Seminars

REDESIGN OF WATER NETWORKS IN ENZYMES UNDERSCORES THE IMPORTANCE OF AMINO ACID HYDRATION AND ENTROPY IN BIOCATALYSIS

The fundamental question how enzymes work, which has continuously fascinated researchers for almost 140 years, remains partly unsolved. We do not today fully understand the impact of enzyme motion and dynamics in driving biocatalysis, and the evolution of novel catalytic functions[1], which hampers the full potential of enzyme design. Herein, our fundamental understanding of how protein and solvent dynamics facilitates biocatalysis is advanced through a simplified, hypothetical model that explains how water movement on the ps-ns timescale can be of high relevance for enzyme catalysis. The hypothesis[2] that water networks, and their reconfiguration when moving from the ground state to the transition state (as schematically shown in Figure 1), significantly impact the function of proteins is verified by an interdisciplinary approach; one that merges computational enzyme design, bioinformatics, experimental biocatalysis and biophysics with state-of-the art protein mass spectrometry. We explore the untapped opportunity to relocate water molecules in solvated binding pockets by protein design to afford biocatalysts with extended catalytic versatilities and improved properties (Figure 1). Based on an enhanced understanding of the fundamental role of water networks inside proteins, recent results from our enzyme engineering and synthetic biology programs centered on expanding the catalytic scope of biocatalysts beyond nature’s current capabilities for applications in textile recycling, material science and fine chemical synthesis will be discussed.

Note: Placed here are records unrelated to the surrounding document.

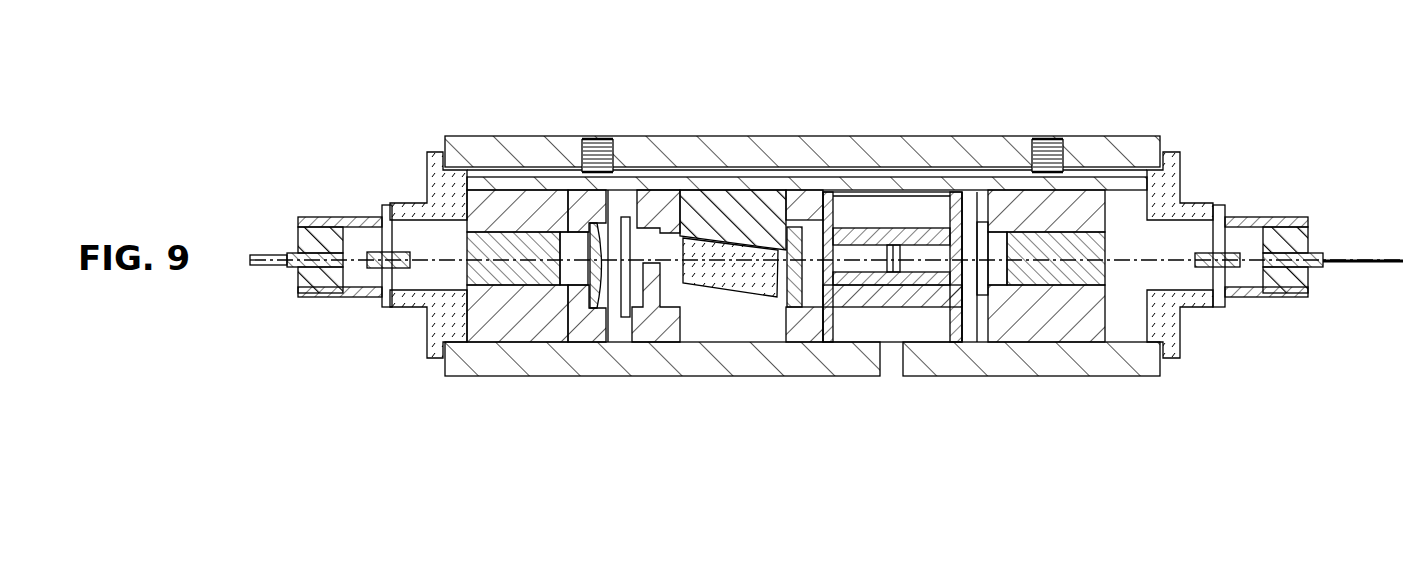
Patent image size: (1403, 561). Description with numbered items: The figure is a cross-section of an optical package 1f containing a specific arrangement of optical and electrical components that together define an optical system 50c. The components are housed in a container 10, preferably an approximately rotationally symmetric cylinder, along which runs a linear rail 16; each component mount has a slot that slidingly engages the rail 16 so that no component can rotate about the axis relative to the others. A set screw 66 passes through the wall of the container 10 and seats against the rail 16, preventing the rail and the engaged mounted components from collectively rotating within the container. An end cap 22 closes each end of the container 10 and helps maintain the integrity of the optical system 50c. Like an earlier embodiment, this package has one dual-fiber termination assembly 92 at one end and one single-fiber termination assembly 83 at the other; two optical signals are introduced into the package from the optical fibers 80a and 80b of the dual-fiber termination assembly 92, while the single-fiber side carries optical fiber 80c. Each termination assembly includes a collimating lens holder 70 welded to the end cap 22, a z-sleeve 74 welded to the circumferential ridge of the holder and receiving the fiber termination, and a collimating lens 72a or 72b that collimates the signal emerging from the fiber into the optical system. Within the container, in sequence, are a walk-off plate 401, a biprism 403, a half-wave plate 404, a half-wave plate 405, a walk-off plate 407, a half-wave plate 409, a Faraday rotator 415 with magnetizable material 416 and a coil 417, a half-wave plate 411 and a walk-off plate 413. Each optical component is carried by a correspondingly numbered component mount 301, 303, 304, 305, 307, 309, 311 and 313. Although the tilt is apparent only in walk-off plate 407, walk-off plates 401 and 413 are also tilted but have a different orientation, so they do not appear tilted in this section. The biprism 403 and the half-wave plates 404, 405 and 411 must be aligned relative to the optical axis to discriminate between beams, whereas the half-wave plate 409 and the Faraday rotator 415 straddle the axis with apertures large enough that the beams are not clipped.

The optical package 1f is at (448, 68).
The container 10 is at (460, 137).
The rail 16 is at (1135, 183).
The end cap 22 is at (430, 185).
The optical system 50c is at (1163, 430).
The set screw 66 is at (600, 137).
The collimating lens holder 70 is at (363, 217).
The collimating lens 72a is at (402, 253).
The collimating lens 72b is at (1200, 253).
The z-sleeve 74 is at (326, 298).
The optical fiber 80a is at (267, 254).
The optical fiber 80b is at (273, 268).
The optical fiber 80c is at (1343, 267).
The single-fiber termination assembly 83 is at (1327, 181).
The dual-fiber termination assembly 92 is at (321, 182).
The component mount 301 is at (505, 200).
The component mount 303 is at (580, 195).
The component mount 304 is at (630, 215).
The component mount 305 is at (660, 192).
The component mount 307 is at (745, 200).
The component mount 309 is at (805, 195).
The component mount 311 is at (982, 250).
The component mount 313 is at (1082, 215).
The walk-off plate 401 is at (540, 275).
The biprism 403 is at (598, 305).
The λ/2 plate 404 is at (628, 318).
The λ/2 plate 405 is at (663, 300).
The walk-off plate 407 is at (750, 300).
The λ/2 plate 409 is at (781, 308).
The λ/2 plate 411 is at (983, 297).
The walk-off plate 413 is at (1065, 277).
The Faraday rotator 415 is at (900, 252).
The magnetizable material 416 is at (866, 230).
The coil 417 is at (890, 327).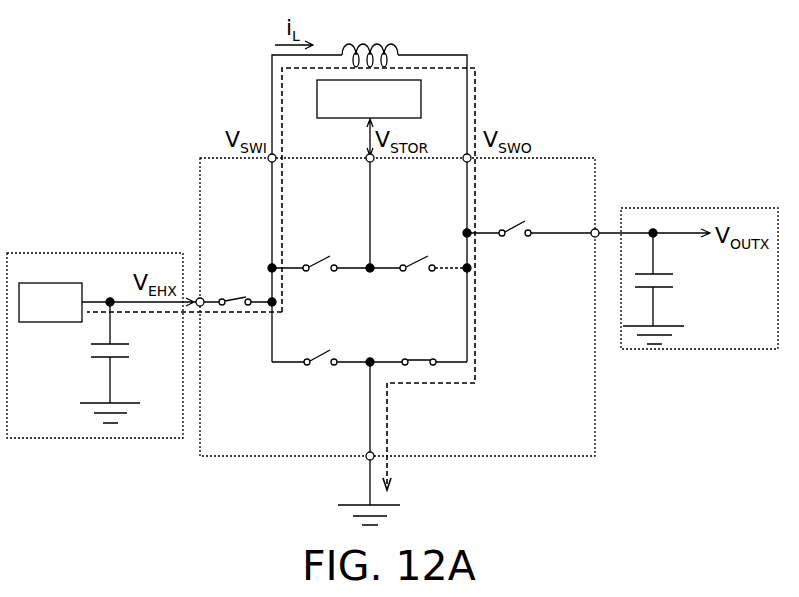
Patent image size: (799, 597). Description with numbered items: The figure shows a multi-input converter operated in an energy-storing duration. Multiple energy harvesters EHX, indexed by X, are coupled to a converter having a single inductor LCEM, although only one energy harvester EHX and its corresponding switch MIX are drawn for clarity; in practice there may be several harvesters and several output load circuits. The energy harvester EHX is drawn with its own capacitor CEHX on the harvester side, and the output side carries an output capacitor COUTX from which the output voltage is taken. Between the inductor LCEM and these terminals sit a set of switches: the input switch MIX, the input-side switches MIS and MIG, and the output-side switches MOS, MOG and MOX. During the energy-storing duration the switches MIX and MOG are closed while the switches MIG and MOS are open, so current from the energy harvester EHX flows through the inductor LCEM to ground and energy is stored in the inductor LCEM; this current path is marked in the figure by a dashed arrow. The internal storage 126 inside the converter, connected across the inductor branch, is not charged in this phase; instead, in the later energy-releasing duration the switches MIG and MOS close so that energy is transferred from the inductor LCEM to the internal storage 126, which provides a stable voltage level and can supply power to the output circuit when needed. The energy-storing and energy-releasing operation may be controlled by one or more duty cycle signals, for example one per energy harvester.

The internal storage 126 is at (421, 98).
The inductor LCEM is at (370, 37).
The energy harvester EHX is at (50, 302).
The harvester capacitor CEHX is at (128, 362).
The output capacitor COUTX is at (678, 288).
The switch MIX is at (238, 287).
The input storage switch MIS is at (321, 249).
The switch MOS is at (418, 249).
The output switch MOX is at (529, 211).
The switch MIG is at (321, 342).
The switch MOG is at (418, 347).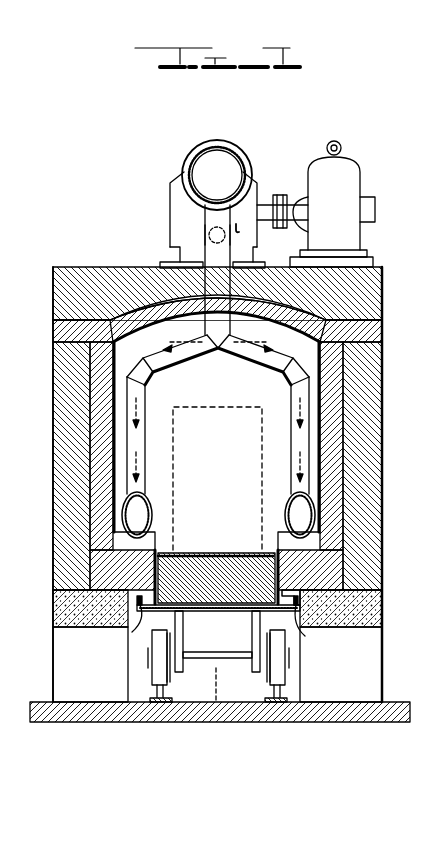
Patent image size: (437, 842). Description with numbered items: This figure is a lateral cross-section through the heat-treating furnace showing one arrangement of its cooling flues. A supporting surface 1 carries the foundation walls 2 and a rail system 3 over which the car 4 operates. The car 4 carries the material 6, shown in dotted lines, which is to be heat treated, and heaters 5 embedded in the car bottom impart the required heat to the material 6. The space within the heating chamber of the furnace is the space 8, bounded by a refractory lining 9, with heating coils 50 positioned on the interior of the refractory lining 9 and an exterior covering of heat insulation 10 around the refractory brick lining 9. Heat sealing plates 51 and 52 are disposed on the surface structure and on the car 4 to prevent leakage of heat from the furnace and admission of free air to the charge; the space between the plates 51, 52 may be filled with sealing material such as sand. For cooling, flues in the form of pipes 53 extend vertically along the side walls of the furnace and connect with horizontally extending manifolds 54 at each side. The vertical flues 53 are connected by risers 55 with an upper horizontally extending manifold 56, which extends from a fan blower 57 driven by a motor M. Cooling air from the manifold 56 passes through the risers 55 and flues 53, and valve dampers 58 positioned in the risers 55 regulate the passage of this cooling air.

The results herein high-light an unprecedented role of entropy associated with water in biomacromolecules.

[1] H. Renata, Z. J. Wang and F. H. Arnold. Expanding the Enzyme Universe: Accessing Non-Natural Reactions by Mechanism-Guided Directed Evolution. Angew. Chem., Int. Ed., 2015, 54, 3351-3367.

[2] M. J. Fink and P.-O. Syrén. Redesign of water networks for efficient biocatalysis. Curr. Opin. Chem. Biol. 2017, 37, 107-114.